Investors in the US withdrew tens of billions of dollars from prime money-market funds, which buy top-rated corporate debt. Usually, the are tame investments, however, they can be riskier than portfolios that rely more on US government bonds.

The US Federal Reserve introduced three emergency credit programs to combat the global economic shutdown that disturbed the money-market mutual fund industry. Banks are encouraged to buy assets from those funds, to protect them from selling assets at discount.

Goldman’s support is unusual but not unique in the coronavirus outbreak driven panic. Bank of New York Mellon Corp supported Dreyfus Cash Management twice last week with $2.1 billion. The $10.5 billion portfolio also took a hit by heavy investor withdrawals. BNY purchased $1.2 billion from the prime money-market fund and $949 million in two consecutive days last week.

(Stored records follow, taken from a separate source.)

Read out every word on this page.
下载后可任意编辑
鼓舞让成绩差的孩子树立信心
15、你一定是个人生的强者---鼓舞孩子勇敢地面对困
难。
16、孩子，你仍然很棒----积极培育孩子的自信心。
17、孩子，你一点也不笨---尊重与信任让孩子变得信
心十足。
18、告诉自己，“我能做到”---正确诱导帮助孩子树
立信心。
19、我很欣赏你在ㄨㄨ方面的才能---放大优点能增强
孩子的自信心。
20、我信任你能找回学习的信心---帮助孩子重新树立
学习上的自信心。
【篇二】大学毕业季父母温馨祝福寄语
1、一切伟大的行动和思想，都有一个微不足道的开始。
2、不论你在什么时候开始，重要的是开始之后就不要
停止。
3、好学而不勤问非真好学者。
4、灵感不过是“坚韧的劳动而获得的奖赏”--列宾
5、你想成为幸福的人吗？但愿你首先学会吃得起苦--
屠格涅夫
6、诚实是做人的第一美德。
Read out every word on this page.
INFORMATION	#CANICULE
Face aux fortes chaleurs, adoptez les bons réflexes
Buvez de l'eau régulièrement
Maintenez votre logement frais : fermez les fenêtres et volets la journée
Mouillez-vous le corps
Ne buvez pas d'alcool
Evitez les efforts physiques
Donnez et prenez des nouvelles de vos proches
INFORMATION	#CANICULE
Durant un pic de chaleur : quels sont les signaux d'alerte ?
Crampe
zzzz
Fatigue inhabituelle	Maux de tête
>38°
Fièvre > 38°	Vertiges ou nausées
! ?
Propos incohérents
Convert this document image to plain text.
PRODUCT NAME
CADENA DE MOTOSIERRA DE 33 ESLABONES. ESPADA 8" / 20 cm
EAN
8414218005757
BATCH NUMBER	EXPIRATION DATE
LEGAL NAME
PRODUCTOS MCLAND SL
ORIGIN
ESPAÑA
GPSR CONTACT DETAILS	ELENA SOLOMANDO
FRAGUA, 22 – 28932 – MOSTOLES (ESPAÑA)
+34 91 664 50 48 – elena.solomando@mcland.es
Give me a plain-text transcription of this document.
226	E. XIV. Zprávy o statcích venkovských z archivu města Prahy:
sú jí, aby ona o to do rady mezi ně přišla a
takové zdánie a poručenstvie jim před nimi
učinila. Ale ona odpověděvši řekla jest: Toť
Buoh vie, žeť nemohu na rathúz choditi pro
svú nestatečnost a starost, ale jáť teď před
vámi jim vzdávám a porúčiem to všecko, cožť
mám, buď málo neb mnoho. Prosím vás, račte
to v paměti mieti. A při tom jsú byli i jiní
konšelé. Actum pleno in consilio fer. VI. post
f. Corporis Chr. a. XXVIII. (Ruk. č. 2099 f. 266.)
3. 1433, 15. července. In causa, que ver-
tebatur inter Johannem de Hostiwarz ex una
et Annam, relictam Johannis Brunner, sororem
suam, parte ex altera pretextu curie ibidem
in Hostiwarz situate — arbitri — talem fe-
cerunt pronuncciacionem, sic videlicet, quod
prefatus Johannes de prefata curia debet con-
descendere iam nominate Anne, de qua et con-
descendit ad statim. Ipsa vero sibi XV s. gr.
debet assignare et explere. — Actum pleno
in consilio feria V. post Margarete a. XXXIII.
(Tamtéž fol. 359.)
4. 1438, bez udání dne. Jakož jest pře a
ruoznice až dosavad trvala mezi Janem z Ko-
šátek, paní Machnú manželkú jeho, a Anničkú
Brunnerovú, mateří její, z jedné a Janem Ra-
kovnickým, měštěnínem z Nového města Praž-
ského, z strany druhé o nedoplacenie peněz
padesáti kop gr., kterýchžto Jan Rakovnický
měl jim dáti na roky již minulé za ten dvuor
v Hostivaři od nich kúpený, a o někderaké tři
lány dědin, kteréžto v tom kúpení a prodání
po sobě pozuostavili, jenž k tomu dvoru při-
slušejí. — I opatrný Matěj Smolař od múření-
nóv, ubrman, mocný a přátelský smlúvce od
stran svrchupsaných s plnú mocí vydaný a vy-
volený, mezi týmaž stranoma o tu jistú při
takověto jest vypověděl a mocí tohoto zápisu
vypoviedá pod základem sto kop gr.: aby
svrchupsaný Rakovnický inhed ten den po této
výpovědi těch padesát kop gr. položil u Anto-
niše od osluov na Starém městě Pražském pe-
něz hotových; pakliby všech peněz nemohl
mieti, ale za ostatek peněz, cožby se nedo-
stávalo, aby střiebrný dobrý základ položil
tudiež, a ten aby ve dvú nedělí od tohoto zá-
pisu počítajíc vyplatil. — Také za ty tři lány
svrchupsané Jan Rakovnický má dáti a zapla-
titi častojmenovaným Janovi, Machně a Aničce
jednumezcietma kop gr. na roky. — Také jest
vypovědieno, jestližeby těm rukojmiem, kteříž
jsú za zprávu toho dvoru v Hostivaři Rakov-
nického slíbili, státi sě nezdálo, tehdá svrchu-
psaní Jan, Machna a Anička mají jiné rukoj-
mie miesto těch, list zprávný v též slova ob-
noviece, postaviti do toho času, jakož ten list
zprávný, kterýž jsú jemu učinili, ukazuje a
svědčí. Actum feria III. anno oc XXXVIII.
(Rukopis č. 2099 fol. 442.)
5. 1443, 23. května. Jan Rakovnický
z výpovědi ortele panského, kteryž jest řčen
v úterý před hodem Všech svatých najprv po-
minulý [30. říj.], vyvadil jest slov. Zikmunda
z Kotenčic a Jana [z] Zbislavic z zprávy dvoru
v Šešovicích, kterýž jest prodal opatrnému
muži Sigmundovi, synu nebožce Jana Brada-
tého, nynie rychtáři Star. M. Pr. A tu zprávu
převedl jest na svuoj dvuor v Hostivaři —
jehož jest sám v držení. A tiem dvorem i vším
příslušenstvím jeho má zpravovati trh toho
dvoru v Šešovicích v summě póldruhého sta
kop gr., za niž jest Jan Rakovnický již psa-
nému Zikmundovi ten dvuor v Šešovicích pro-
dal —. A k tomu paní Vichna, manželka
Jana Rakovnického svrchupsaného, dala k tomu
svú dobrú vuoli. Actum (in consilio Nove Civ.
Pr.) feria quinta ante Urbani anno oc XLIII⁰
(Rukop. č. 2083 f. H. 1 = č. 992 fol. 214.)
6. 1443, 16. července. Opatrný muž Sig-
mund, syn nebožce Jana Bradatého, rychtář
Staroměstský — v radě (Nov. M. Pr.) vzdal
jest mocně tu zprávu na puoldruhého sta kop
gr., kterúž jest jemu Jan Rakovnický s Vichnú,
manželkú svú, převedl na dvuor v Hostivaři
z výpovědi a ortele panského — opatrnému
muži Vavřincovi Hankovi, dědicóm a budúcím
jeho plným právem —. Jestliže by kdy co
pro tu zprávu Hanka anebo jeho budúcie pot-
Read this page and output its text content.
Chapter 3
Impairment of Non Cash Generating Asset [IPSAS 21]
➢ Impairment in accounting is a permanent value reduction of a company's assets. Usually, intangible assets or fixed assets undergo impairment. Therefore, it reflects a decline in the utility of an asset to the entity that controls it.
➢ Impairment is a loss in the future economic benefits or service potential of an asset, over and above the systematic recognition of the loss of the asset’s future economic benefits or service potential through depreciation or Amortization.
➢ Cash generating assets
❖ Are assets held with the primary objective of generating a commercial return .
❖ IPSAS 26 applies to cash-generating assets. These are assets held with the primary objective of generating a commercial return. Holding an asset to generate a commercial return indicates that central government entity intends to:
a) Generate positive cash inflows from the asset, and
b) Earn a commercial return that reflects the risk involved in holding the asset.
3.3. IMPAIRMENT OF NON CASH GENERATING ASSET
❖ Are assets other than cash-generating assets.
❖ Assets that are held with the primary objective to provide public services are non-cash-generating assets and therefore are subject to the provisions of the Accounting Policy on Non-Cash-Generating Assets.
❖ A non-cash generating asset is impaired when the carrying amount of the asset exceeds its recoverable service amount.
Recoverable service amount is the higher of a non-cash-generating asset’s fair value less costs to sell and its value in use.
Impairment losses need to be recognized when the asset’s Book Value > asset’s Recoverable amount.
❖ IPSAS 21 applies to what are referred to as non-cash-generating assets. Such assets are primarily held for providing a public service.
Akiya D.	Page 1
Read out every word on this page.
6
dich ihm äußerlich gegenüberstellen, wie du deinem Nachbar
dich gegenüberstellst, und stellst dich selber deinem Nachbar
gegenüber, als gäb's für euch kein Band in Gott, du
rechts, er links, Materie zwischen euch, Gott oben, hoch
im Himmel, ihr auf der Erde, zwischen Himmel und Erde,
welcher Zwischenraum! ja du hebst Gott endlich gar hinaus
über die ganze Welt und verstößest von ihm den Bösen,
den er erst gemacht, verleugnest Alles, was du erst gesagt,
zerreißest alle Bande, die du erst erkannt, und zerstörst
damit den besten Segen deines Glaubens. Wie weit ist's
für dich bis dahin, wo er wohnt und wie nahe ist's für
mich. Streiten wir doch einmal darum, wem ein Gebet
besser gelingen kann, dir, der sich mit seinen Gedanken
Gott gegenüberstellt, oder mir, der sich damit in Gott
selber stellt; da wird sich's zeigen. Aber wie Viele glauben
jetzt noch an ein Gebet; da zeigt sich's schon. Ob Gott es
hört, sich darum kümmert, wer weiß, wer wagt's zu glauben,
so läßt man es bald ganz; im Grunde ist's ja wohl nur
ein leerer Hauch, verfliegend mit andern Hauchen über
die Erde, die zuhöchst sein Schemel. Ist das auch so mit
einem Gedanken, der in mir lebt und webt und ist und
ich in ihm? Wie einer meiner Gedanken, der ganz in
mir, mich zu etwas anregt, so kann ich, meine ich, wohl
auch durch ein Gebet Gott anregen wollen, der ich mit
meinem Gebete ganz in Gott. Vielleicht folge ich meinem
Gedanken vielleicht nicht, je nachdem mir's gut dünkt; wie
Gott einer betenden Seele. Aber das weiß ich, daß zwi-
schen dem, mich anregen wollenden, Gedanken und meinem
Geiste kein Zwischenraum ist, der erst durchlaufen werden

SEC regulation dictates that if a prime fund’s weekly liquidity falls below 30%, its board can introduce redemption fees of up to 2% to slow down the withdrawals. They can also close it for up to 10 business days. However, this would not be great by investors. And this is where sponsors like Goldman and BNY Mellon come in with their capital support so liquidity levels do not fall below the threshold.

Goldman Sachs stated today that it expects worldwide real gross domestic product to contract by about 1% this year. This is a sharper economic decline than the one following 2008’s global financial crisis. Governments have been taking extraordinary measures to contain the Covid-19 outbreak which has put the global economy of risk of contraction.

The investment bank said in a note to its clients late on Sunday:

The coronacrisis — or more precisely, the response to that crisis — represents a physical (as opposed to financial) constraint on economic activity that is unprecedented in postwar history.